Maybe it's becuase my supervisor at Peace Corps told me point blank that I would be missing out on a lot by leaving so soon after training that I'm feeling so guilty. I know in my heart of hearts that she is most definitely right-- but I wouldn't have asked to take this trip if I didn't already count the cost. I've always had this thing for authority, I respect it. I thrive off of it. I need to know that my superiors trust me in order to be the best that I can be. And the darndest thing is-- I think I could be a damn good peace corps volunteer if I can feel that I am trusted by my superiors! That's all I need to keep my emotional head above the water. I just need to know that the Peace Corps trusts me. I just need to know... it eats away at me at night to think that my superiors may feel that I am foolish or untrustworthy,
And finally-- the daily call to action. For those of you who want to help me out, letters, packages, episodes of 30 rock are great-- BUT this is the exciting part-- very soon, if things go alright within the next couple of weeks, I will be issuing a request for donations to build our youth center. The youth center may cost upwards of a couple thousand dollars, but I've identified this need, I've gathered plenty of support, I'm on the edge of identifying a steering committee, a designer, and a builder-- and once inspired, I will have a very elegant article of prose explaining the purpose and the dire need of the youth center for the children of New Xade who make me hold back tears on a daily basis.

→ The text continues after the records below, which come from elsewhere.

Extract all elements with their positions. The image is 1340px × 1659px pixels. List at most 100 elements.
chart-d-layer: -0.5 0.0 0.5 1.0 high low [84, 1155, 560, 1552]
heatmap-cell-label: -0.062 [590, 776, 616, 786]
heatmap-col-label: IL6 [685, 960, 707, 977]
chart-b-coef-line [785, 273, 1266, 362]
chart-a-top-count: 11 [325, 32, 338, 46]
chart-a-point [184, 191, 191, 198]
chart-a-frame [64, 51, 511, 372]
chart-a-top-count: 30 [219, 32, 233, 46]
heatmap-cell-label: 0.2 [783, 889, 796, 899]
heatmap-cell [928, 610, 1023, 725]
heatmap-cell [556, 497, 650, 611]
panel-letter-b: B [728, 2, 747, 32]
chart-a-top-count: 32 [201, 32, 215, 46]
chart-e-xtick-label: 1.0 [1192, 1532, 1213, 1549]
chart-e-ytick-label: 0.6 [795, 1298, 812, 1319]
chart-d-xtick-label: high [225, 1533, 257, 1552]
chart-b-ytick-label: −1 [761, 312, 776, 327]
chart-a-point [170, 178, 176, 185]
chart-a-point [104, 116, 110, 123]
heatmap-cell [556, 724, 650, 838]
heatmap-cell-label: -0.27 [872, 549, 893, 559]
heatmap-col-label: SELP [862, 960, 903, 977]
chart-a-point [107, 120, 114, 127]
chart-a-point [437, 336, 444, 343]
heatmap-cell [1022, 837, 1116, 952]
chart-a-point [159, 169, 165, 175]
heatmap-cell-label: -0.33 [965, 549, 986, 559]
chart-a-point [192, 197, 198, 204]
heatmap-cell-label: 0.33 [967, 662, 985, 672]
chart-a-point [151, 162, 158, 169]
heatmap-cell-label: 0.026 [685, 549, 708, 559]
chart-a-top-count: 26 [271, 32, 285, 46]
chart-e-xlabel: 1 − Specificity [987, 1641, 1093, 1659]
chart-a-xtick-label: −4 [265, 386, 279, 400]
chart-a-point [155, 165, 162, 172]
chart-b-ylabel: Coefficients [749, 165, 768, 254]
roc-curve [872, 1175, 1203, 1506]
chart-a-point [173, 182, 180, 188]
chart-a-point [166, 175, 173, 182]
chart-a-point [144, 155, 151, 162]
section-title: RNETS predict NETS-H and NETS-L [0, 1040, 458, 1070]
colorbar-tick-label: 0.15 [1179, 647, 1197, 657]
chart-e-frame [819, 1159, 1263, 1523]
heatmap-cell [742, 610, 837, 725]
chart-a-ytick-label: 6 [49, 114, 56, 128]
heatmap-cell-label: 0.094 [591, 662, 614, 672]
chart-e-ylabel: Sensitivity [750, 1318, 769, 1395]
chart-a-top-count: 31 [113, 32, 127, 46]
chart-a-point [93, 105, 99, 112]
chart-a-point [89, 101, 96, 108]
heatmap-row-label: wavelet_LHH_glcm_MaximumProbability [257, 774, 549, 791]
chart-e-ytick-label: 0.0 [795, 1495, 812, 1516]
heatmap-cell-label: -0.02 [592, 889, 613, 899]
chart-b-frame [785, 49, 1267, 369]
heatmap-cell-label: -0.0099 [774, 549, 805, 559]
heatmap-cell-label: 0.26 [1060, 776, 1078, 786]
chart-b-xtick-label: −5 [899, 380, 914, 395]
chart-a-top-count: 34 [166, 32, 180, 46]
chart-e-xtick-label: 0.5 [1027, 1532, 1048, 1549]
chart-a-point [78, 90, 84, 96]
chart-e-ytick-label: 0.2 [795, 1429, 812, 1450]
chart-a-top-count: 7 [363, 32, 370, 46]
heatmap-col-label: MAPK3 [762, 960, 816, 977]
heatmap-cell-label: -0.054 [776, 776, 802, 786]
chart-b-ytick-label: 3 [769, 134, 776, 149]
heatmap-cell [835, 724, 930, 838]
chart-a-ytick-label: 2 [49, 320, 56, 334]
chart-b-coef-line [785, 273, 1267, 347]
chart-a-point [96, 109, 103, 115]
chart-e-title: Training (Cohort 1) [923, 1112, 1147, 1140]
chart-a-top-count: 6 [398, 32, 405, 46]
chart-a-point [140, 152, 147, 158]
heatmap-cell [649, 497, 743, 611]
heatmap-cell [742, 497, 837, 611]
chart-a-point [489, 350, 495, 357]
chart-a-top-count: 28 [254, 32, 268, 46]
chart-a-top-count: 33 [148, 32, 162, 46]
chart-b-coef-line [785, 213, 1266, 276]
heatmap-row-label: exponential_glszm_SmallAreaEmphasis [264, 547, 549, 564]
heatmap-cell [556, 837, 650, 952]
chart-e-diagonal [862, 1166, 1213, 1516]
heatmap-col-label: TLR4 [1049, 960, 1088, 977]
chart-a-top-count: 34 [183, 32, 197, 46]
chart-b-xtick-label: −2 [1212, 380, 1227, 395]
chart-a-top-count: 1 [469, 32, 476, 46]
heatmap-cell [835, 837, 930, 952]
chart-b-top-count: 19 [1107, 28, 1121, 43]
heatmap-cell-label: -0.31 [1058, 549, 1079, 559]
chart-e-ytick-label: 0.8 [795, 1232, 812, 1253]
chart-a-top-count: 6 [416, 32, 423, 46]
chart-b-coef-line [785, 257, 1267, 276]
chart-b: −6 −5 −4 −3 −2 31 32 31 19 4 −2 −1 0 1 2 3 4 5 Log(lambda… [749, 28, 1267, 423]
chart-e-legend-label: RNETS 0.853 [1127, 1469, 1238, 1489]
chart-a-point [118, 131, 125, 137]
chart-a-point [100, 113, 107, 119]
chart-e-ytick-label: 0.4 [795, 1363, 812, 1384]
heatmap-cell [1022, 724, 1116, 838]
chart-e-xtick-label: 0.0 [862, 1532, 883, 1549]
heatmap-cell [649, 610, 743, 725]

I wish you could all be here with me to experience the joys and the pains of New Xade... and the odd emotion of joy and pain felt simultaneously for the same moment. The children here bring me so much joy-- and yet when I am with them, I feel pain, sadness, frustration, anger. Maybe I have too much empathy and when I hear stories of their woes from their parents, caretakers, teachers, and social workers, it's too much for me to handle. But there is still peace here, New Xade still brings me peace, despite the woes-- even though there are many.
Sending you my love from Africa. And reminding myself that it is indeed a privelage and an honor to be part of the Peace Corps here,
p.s. fridge has been out now for 3 days. tonight's dinner: a can of corn. and surprisingly, I'm loving it-- bah dah bap bap baaaaah (that's supposed to be the mcdonald's ditty-- do they still do that?)